State employee jobs cluster around state capitals, where most of the regulatory and social services agencies are traditionally headquartered. When a recession causes a shortfall in state budgets, the consequent program cuts and job loss impacts those capital metro regions disproportionately. Such is the case right now with Sacramento.
Between furloughs and layoffs, the state's budget crisis could cost Sacramento's beleaguered economy more than a half-billion dollars in the next year.
As the state began issuing IOUs last week to help pay its bills, the economic impact on Sacramento became depressingly clear: State government, which normally buffers the region against the harsh reality of recession, could actually prolong the downturn.
"The longer this drags on, the worse it will be for the local economy," said economist Jeff Michael, director of business forecasting at the University of the Pacific. He said state cutbacks could blunt the vitality of the economic recovery, once it starts.
The effect will be most visible when "Furlough Fridays" return next week, turning pockets of Sacramento into little ghost towns as most state offices close for the day. Thousands of workers will take off three unpaid furlough days a month, all on Friday, until next June. For the past few months they've been furloughed two days but not all on Friday.

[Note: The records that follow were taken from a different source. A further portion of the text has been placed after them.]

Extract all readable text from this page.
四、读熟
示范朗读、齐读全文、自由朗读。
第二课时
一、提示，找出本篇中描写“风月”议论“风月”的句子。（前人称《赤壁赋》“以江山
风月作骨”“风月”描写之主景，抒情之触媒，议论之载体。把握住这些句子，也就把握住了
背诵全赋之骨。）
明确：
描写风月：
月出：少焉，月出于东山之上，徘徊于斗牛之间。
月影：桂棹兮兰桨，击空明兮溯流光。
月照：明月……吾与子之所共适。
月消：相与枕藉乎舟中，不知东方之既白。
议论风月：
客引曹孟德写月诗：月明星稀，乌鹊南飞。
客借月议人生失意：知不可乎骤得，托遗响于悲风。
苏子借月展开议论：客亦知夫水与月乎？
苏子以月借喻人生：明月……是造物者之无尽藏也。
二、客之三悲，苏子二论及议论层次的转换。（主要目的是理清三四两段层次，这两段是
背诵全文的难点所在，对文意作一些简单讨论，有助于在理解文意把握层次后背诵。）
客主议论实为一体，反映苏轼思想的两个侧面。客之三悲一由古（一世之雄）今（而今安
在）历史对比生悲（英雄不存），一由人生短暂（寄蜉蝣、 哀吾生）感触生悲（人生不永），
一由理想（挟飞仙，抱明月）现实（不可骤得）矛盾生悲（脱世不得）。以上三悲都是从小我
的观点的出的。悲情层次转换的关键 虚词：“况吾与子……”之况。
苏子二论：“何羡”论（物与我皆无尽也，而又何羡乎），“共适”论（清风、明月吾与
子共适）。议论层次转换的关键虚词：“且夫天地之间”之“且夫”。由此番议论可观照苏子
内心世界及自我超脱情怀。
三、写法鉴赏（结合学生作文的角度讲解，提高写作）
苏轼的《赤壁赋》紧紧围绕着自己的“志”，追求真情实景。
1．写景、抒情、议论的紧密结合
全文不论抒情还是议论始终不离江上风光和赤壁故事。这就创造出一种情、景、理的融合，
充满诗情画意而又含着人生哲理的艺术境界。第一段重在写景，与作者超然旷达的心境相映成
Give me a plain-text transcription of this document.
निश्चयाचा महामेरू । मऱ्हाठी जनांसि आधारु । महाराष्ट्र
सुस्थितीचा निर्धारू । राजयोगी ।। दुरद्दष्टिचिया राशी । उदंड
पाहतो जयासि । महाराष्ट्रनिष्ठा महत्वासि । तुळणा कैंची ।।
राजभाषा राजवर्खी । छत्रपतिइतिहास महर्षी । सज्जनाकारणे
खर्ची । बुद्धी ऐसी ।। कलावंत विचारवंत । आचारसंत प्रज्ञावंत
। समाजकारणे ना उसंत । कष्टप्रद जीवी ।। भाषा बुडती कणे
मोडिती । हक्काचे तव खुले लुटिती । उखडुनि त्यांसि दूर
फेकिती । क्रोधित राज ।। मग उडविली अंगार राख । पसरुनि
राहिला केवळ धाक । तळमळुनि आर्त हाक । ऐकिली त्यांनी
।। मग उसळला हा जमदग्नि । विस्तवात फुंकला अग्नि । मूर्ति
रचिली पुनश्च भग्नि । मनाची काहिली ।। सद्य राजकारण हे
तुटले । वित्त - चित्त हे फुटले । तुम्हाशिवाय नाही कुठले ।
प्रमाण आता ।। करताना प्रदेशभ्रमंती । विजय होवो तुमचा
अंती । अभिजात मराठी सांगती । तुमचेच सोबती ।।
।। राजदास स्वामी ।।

"It's definitely going to affect us," said Sam England, co-owner of Dad's sandwich shop on S Street. "We won't have that additional person in here, running the register. We'll gear down accordingly."
Indeed, one of the more vibrant businesses in the Sacramento area right now is home repossession.
I'd like to see a study of this done in other states. Clearly, cutting state budgets to the bone has a multiplier effect that increases in those capital regions. Particularly in a state like California, where public employees have become so demonized, and the political process leaves them little protection.